[Tlhingan-hol] Aspect, etc

Alan Anderson qunchuy at alcaco.net
Thu Dec 3 18:09:35 PST 2015


SuStel <sustel at trimboli.name> wrote:
> Wait a second... You're not arguing about TKD's translation conventions, are you?
> How it says it translates {-pu'} as present perfect in English, and so forth?

No, I was referring to the second paragraph in section 4.2.7. which
you often quote: "The absence of a Type 7 suffix usually means that
the action is not completed and is not continuous (that is, it is not
one of the things indicated by the Type 7 suffixes). Verbs with no
Type 7 suffix are translated by the English simple present tense."

Two of the paq'batlh examples describe what I read as ongoing actions.
You even pointed that out in the {bot} passage:
> ...we're not talking about the beginning and the end of the blocking; we're talking about the blocking
> happening and continuing the story with the blocking still going on. We're just describing the FACT of the blocking.
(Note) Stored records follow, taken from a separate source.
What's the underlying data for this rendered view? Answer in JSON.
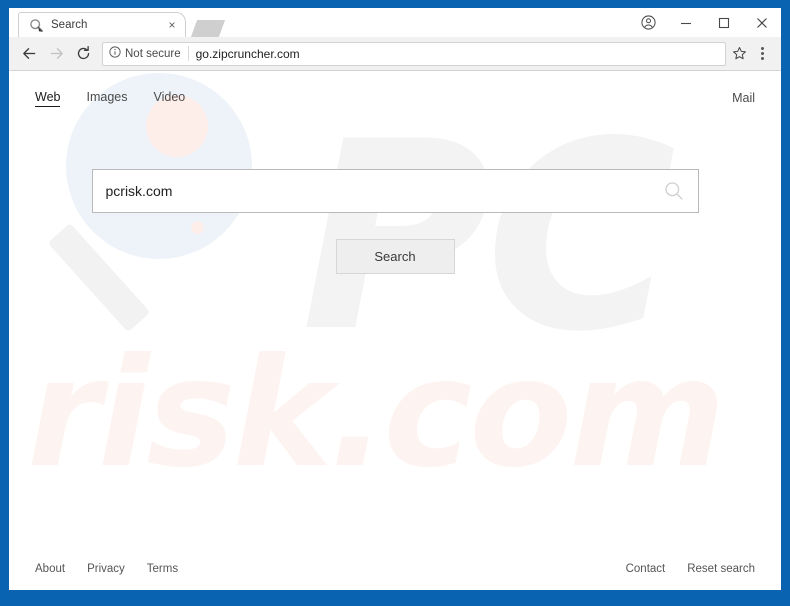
{
  "window": {
    "frame_color": "#0963b0",
    "controls": {
      "profile_icon": "profile-avatar-icon",
      "minimize_label": "Minimize",
      "maximize_label": "Maximize",
      "close_label": "Close"
    }
  },
  "tab_strip": {
    "tab": {
      "title": "Search",
      "favicon": "magnifier-icon",
      "close_label": "×"
    },
    "new_tab_label": "New tab"
  },
  "toolbar": {
    "back_label": "Back",
    "forward_label": "Forward",
    "reload_label": "Reload",
    "security_text": "Not secure",
    "security_icon": "info-circle-icon",
    "url": "go.zipcruncher.com",
    "bookmark_label": "Bookmark this page",
    "menu_label": "Customize and control"
  },
  "site": {
    "nav": {
      "left": [
        {
          "label": "Web",
          "active": true
        },
        {
          "label": "Images",
          "active": false
        },
        {
          "label": "Video",
          "active": false
        }
      ],
      "right": {
        "label": "Mail"
      }
    },
    "search": {
      "value": "pcrisk.com",
      "placeholder": "",
      "glass_icon": "search-icon",
      "button_label": "Search"
    },
    "watermarks": {
      "brand_top": "PC",
      "brand_bottom": "risk.com"
    },
    "footer": {
      "left": [
        {
          "label": "About"
        },
        {
          "label": "Privacy"
        },
        {
          "label": "Terms"
        }
      ],
      "right": [
        {
          "label": "Contact"
        },
        {
          "label": "Reset search"
        }
      ]
    }
  }
}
Though "the blocking [is] still going on", you explain the lack of a
{-taH} suffix by saying that the story is "just describing the FACT of
the blocking." I do not see a distinction between that and "doesn't
need the aspect suffix because that's not what the focus is on."

> Remember, perfective is not just "completed," it's "completed and viewing
> the action as a whole, without visualizing how it behaves over time."

That might be what "perfective" means in general linguistic usage. But
the part of the definition after "completed" is not how TKD defines
{-pu'}. I can think of only a single example that makes more sense
with your interpretation than with the TKD-only one: {X ben jIboghpu'}
for "I am X years old." Nothing else I know of hints at a "viewing the
action as a whole" meaning for {-pu'} -- except for the word
"perfective" itself, which is identified in multiple places only as
"completed". The description of the {rIntaH} equivalent of {-ta'} also
uses the words "finished, accomplished". There's no indication of an
"atomic view" of the action. The consistent explanation of Klingon
perfective is simply that the action is completed.

Generic "pure" perfective is a dot without internal structure? Fine,
I'll accept that. But I think there is adequate evidence that Klingon
perfective does not match such an ideal definition.